River of Grass
Kelly Reichardt’s debut, River of Grass, is a movie with little surface. It’s Badlands without the bad. It’s a “road movie without the road, a love story without the love…” It’s like Reichardt’s future humanist films, but lacks naturalism. It’s contrived and stiff, yet it still has something interesting about it, even if it’s inaccessible. The story is a mish-mash of intertwining characters. Cozy (Lisa Bowman), a bored housewife, imagines being a dancer, an acrobat regardless of its affects on her children, whom she doesn’t have too much affection for anyway. Her father, a hapless, depressed cop, loses his gun, and Lee (Larry Fessenden), a 30-year-old nobody, finds it. Cozy leaves home one night and meets Lee at a bar. Thus begins a “crime spree,” or so they think. These moments connect inconsequentially; by the end you wonder if the film was pointless, even if during Reichardt finds intriguing concepts, and techniques. Released in 1994. 76 minutes. Streaming on Youtube.

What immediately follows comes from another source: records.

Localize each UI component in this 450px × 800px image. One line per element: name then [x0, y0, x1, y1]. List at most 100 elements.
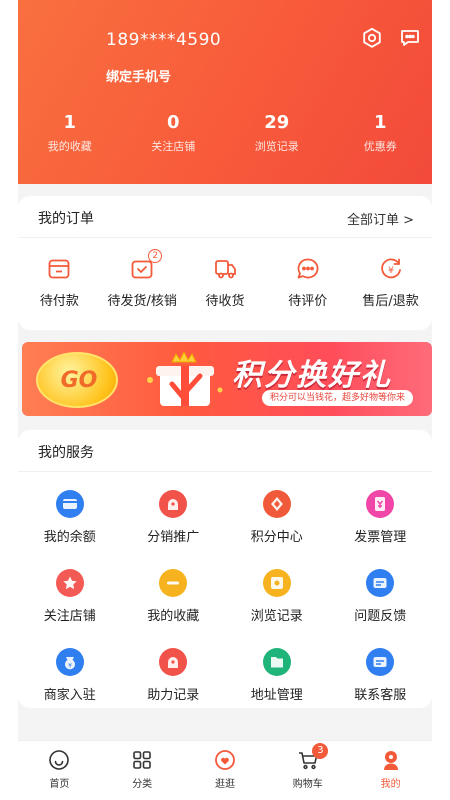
order-label: 待评价 [288, 294, 328, 309]
order-pending-shipment[interactable]: 2 待发货/核销 [101, 249, 184, 309]
stat-value: 0 [166, 112, 180, 133]
tab-label: 我的 [380, 779, 401, 790]
go-text: GO [60, 368, 98, 393]
service-merchant-join[interactable]: ¥ 商家入驻 [18, 648, 122, 703]
profile-header: 189****4590 绑定手机号 1 我的收藏 0 关注店铺 29 浏览记录 … [18, 0, 432, 184]
truck-icon [212, 256, 238, 282]
stat-coupons[interactable]: 1 优惠券 [329, 112, 433, 154]
invoice-icon [366, 490, 395, 518]
stat-label: 我的收藏 [47, 140, 92, 153]
order-after-sales[interactable]: ¥ 售后/退款 [349, 256, 432, 309]
order-label: 待付款 [39, 294, 79, 309]
stat-value: 1 [373, 112, 387, 133]
orders-card: 我的订单 全部订单 > 待付款 2 待发货/核销 待收货 待评价 ¥ 售后/退款 [18, 196, 432, 330]
tab-profile[interactable]: 我的 [349, 741, 432, 800]
service-label: 积分中心 [250, 530, 303, 545]
banner-subtitle: 积分可以当钱花，超多好物等你来 [262, 390, 414, 406]
comment-icon [295, 256, 321, 282]
stat-value: 1 [63, 112, 77, 133]
service-points[interactable]: 积分中心 [225, 490, 329, 545]
svg-text:¥: ¥ [388, 266, 394, 276]
service-followed-stores[interactable]: 关注店铺 [18, 569, 122, 624]
service-label: 问题反馈 [354, 609, 407, 624]
merchant-icon: ¥ [55, 648, 84, 676]
service-label: 关注店铺 [43, 609, 96, 624]
category-icon [131, 749, 153, 771]
stat-browse-history[interactable]: 29 浏览记录 [225, 112, 329, 154]
order-pending-payment[interactable]: 待付款 [18, 256, 101, 309]
order-pending-receipt[interactable]: 待收货 [184, 256, 267, 309]
tab-cart[interactable]: 3 购物车 [266, 741, 349, 800]
service-address[interactable]: 地址管理 [225, 648, 329, 703]
tab-label: 首页 [49, 779, 70, 790]
tab-explore[interactable]: 逛逛 [184, 741, 267, 800]
store-follow-icon [55, 569, 84, 597]
home-icon [48, 749, 70, 771]
stat-label: 优惠券 [363, 140, 397, 153]
order-label: 售后/退款 [362, 294, 419, 309]
tab-label: 逛逛 [214, 779, 235, 790]
stats-row: 1 我的收藏 0 关注店铺 29 浏览记录 1 优惠券 [18, 112, 432, 154]
points-icon [262, 490, 291, 518]
services-title: 我的服务 [38, 445, 94, 461]
services-header: 我的服务 [18, 430, 432, 472]
balance-icon [55, 490, 84, 518]
service-feedback[interactable]: 问题反馈 [329, 569, 433, 624]
orders-header: 我的订单 全部订单 > [18, 196, 432, 238]
refund-icon: ¥ [378, 256, 404, 282]
stat-label: 关注店铺 [151, 140, 196, 153]
package-check-icon: 2 [129, 249, 163, 282]
svg-text:¥: ¥ [68, 663, 72, 670]
order-label: 待收货 [205, 294, 245, 309]
user-phone[interactable]: 189****4590 [106, 30, 221, 50]
service-balance[interactable]: 我的余额 [18, 490, 122, 545]
explore-icon [214, 749, 236, 771]
banner-title: 积分换好礼 [232, 358, 392, 393]
order-label: 待发货/核销 [107, 294, 177, 309]
all-orders-link[interactable]: 全部订单 > [347, 209, 414, 228]
tab-label: 分类 [132, 779, 153, 790]
pending-shipment-badge: 2 [148, 249, 163, 263]
phone-screen: 189****4590 绑定手机号 1 我的收藏 0 关注店铺 29 浏览记录 … [18, 0, 432, 800]
service-label: 我的余额 [43, 530, 96, 545]
service-label: 商家入驻 [43, 688, 96, 703]
service-label: 我的收藏 [147, 609, 200, 624]
assist-icon [159, 648, 188, 676]
stat-label: 浏览记录 [254, 140, 299, 153]
tab-category[interactable]: 分类 [101, 741, 184, 800]
service-label: 发票管理 [354, 530, 407, 545]
customer-service-icon [366, 648, 395, 676]
service-customer-service[interactable]: 联系客服 [329, 648, 433, 703]
history-icon [262, 569, 291, 597]
message-icon[interactable] [398, 26, 422, 50]
service-promotion[interactable]: 分销推广 [122, 490, 226, 545]
gift-box-icon [142, 350, 228, 410]
service-favorites[interactable]: 我的收藏 [122, 569, 226, 624]
tab-home[interactable]: 首页 [18, 741, 101, 800]
service-label: 分销推广 [147, 530, 200, 545]
feedback-icon [366, 569, 395, 597]
settings-icon[interactable] [360, 26, 384, 50]
service-invoice[interactable]: 发票管理 [329, 490, 433, 545]
stat-favorites[interactable]: 1 我的收藏 [18, 112, 122, 154]
service-label: 助力记录 [147, 688, 200, 703]
points-banner[interactable]: GO 积分换好礼 积分可以当钱花，超多好物等你来 [22, 342, 432, 416]
cart-count-badge: 3 [312, 743, 329, 759]
service-assist-records[interactable]: 助力记录 [122, 648, 226, 703]
services-grid: 我的余额 分销推广 积分中心 发票管理 关注店铺 我的收藏 浏览记录 问题反馈 … [18, 490, 432, 703]
services-card: 我的服务 我的余额 分销推广 积分中心 发票管理 关注店铺 我的收藏 浏览记录 … [18, 430, 432, 708]
profile-icon [380, 749, 402, 771]
service-browse-history[interactable]: 浏览记录 [225, 569, 329, 624]
service-label: 地址管理 [250, 688, 303, 703]
order-status-row: 待付款 2 待发货/核销 待收货 待评价 ¥ 售后/退款 [18, 249, 432, 309]
stat-followed-stores[interactable]: 0 关注店铺 [122, 112, 226, 154]
tab-label: 购物车 [292, 779, 323, 790]
promotion-icon [159, 490, 188, 518]
bottom-tab-bar: 首页 分类 逛逛 3 购物车 我的 [18, 740, 432, 800]
order-pending-review[interactable]: 待评价 [266, 256, 349, 309]
bind-phone-link[interactable]: 绑定手机号 [106, 66, 171, 85]
orders-title: 我的订单 [38, 211, 94, 227]
service-label: 浏览记录 [250, 609, 303, 624]
favorite-icon [159, 569, 188, 597]
stat-value: 29 [264, 112, 290, 133]
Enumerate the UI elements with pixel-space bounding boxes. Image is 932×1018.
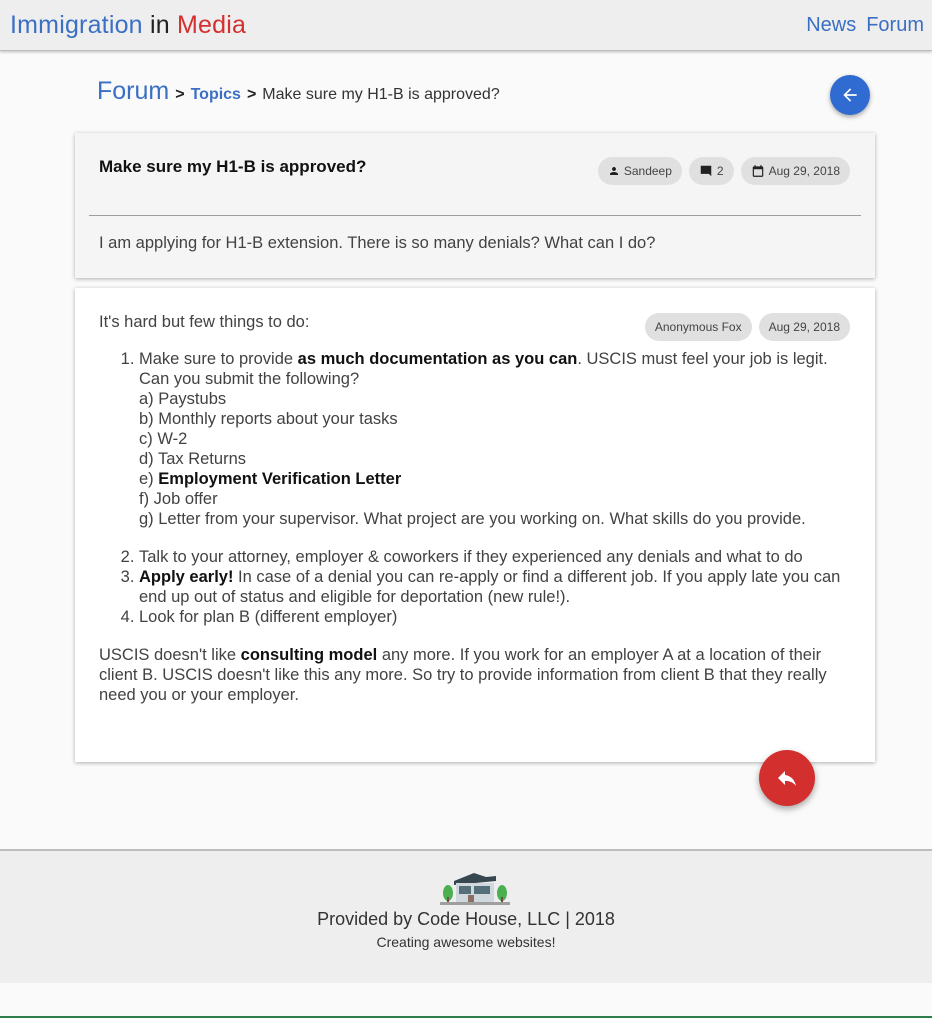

Mad Max Beyond Thunderdome
It would seem with each Mad Max installment, director George Miller gets more proficient. But in the third edition, Mad Max Beyond Thunderdome, something is different… The general consensus seems to be the Mad Max franchise gets better with each sequel. But in Beyond Thunderdome, Miller seems to return to form in a bad way. While the whole series is shot wonderfully, plotting has always been an issue. The first Mad Max is one of the worst popular screenplays out there, and Beyond Thunderdome — while better than the first — is no different story wise. The pacing falls apart in the second act, and character development is almost non-existent. But Mad Max Beyond Thunderdome still has the occasionally great sequence, notably the titular thunderdome scene, and the end chase sequence (even if it’s lifted straight from Mad Max 2). Released in 1985. 107 minutes. Starring Mel Gibson and Tina Turner.
What We Do in the Shadows
2015’s mockumentary comedy, from Jemaine Clement (Flight of the Conchords) and Taika Waititi (Boy), follows four vampires who share a flat in Wellington. They spend their nights bickering about chores and attempting to pick up girls (so they can drink their blood, of course). The film, which is home to some great improv, is incredibly funny, but yet unmemorable. What We Do in the Shadows won’t be getting quoted five years from now, like other, funnier mockumentary comedies do. It will never reach cult status, but its status doesn’t matter much because it’s funny right now. 86 minutes. Starring Jemaine Clement, Taika Waititi, Jonathan Brugh, and Cori Gonzalez-Macuer.